Pintor, desenhista e gravador, Paulo Pasta busca construir uma temporalidade na pintura. As cores e as formas em seus trabalhos parecem planificar a percepção da passagem do tempo: diante das telas, o presente coloca-se de uma maneira quase absoluta. As formas e as geometrias representadas nas atmosferas espessas realizadas pelo artista são vagarosamente reconhecidas por um olhar atento do espectador – colocado entre horizontes e obstáculos, que impedem que se veja o espaço da representação com nitidez. A densidade e o tempo criados por Pasta são contrários a qualquer concessão ao mundo prático e a suas necessidades de presteza e prontidão: é no rumor e na abertura ao tempo presente que recai sua poética.
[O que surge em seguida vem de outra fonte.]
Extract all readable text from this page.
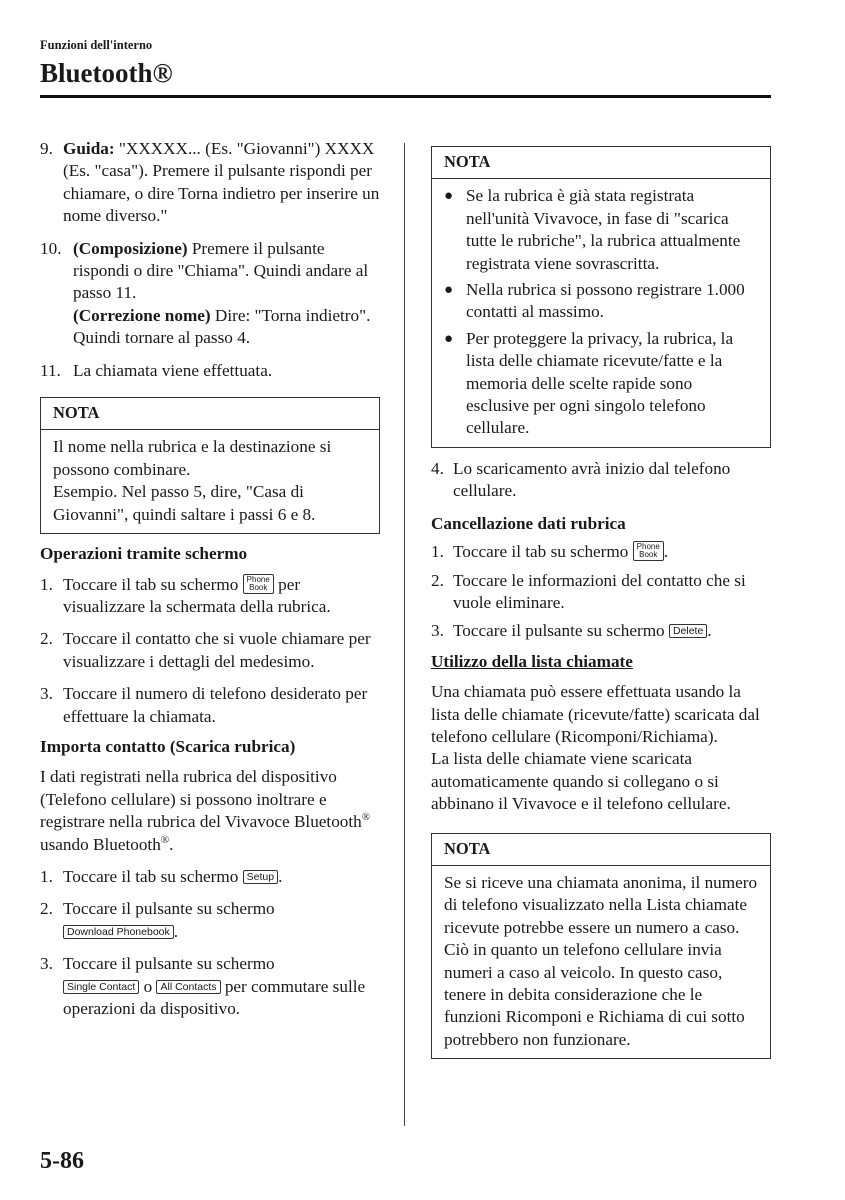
Funzioni dell'interno
Bluetooth®
9. Guida: "XXXXX... (Es. "Giovanni") XXXX (Es. "casa"). Premere il pulsante rispondi per chiamare, o dire Torna indietro per inserire un nome diverso."
10. (Composizione) Premere il pulsante rispondi o dire "Chiama". Quindi andare al passo 11.
(Correzione nome) Dire: "Torna indietro".
Quindi tornare al passo 4.
11. La chiamata viene effettuata.
NOTA
Il nome nella rubrica e la destinazione si possono combinare.
Esempio. Nel passo 5, dire, "Casa di Giovanni", quindi saltare i passi 6 e 8.
Operazioni tramite schermo
1. Toccare il tab su schermo Phone
Book per visualizzare la schermata della rubrica.
2. Toccare il contatto che si vuole chiamare per visualizzare i dettagli del medesimo.
3. Toccare il numero di telefono desiderato per effettuare la chiamata.
Importa contatto (Scarica rubrica)
I dati registrati nella rubrica del dispositivo (Telefono cellulare) si possono inoltrare e registrare nella rubrica del Vivavoce Bluetooth® usando Bluetooth®.
1. Toccare il tab su schermo Setup .
2. Toccare il pulsante su schermo
Download Phonebook .
3. Toccare il pulsante su schermo
Single Contact o All Contacts per commutare sulle operazioni da dispositivo.
NOTA
● Se la rubrica è già stata registrata nell'unità Vivavoce, in fase di "scarica tutte le rubriche", la rubrica attualmente registrata viene sovrascritta.
● Nella rubrica si possono registrare 1.000 contatti al massimo.
● Per proteggere la privacy, la rubrica, la lista delle chiamate ricevute/fatte e la memoria delle scelte rapide sono esclusive per ogni singolo telefono cellulare.
4. Lo scaricamento avrà inizio dal telefono cellulare.
Cancellazione dati rubrica
1. Toccare il tab su schermo Phone
Book .
2. Toccare le informazioni del contatto che si vuole eliminare.
3. Toccare il pulsante su schermo Delete .
Utilizzo della lista chiamate
Una chiamata può essere effettuata usando la lista delle chiamate (ricevute/fatte) scaricata dal telefono cellulare (Ricomponi/Richiama).
La lista delle chiamate viene scaricata automaticamente quando si collegano o si abbinano il Vivavoce e il telefono cellulare.
NOTA
Se si riceve una chiamata anonima, il numero di telefono visualizzato nella Lista chiamate ricevute potrebbe essere un numero a caso. Ciò in quanto un telefono cellulare invia numeri a caso al veicolo. In questo caso, tenere in debita considerazione che le funzioni Ricomponi e Richiama di cui sotto potrebbero non funzionare.
5-86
Doutor em artes plásticas pela Universidade de São Paulo, São Paulo (2011), realizou as exposições individuais Precisão e Espírito, Museu Lasar Segaal, São Paulo, Brasil (2026); Passages, David Nolan Gallery, New York, USA (2025); Viagem ao redor do meu quarto, na Almeida & Dale, São Paulo (2025), Pintura de bolso (2023), Correspondências (2021) e Lembranças do futuro (2018), na Millan, São Paulo, e em outras instituições, como: Fundação Iberê, Porto Alegre, Brasil (2024); David Nolan Gallery, Nova York, Estados Unidos (2022); Cecilia Brunson Projects, Londres, Inglaterra (2022); Museu de Arte Sacra de São Paulo, Brasil (2021); Instituto Tomie Ohtake, São Paulo, Brasil (2018); Palácio Pamphilj, Roma, Itália (2016); Sesc Belenzinho, São Paulo, Brasil (2014); Fundação Iberê Camargo, Porto Alegre, Brasil (2013); Centro Cultural Maria Antônia, São Paulo, Brasil (2011); Centro Cultural Banco do Brasil, Rio de Janeiro, Brasil (2008); Pinacoteca de São Paulo, Brasil (2006); entre outros.
Entre suas participações em exposições coletivas mais recentes estão: Cinco ensaios sobre o MASP – Geometrias, MASP, São Paulo (2025); Além do moderno, Casa Zalszupin, São Paulo (2024); Leste do Éden, Millan e Galeria Estação, São Paulo (2024); Abstração: a realidade mediada, Millan, São Paulo (2022); Os Muitos e o Um, Instituto Tomie Ohtake, São Paulo (2016); 30x Bienal, Fundação Bienal de São Paulo, Brasil (2013); Europalia, International Art Festival, Bruxelas, Bélgica (2011); Matisse Hoje, Pinacoteca de São Paulo, São Paulo (2009); Panorama dos Panoramas, MAM São Paulo (2008); MAM [na] Oca, Oca, São Paulo (2006); 3ª Bienal do Mercosul, Porto Alegre (2001); Brasil +500 – Mostra do Redescobrimento, Fundação Bienal de São Paulo, Brasil (2000); III Bienal de Cuenca, Equador (1991), entre outras.
Suas obras integram diversas coleções, entre as quais: Museo Reina Sofía, Madri, Espanha; Pinacoteca de São Paulo; MASP, São Paulo; MAM São Paulo; MAM Rio de Janeiro; Museu de Arte Contemporânea da USP – MAC USP, São Paulo; Museu Nacional de Belas Artes, Rio de Janeiro; Kunsthalle, Berlim, Alemanha; Kunstmuseum Schloss Derneburg, Alemanha; Hall Art Foundation, Holle, Alemanha; e Instituto Figueiredo Ferraz, Ribeirão Preto.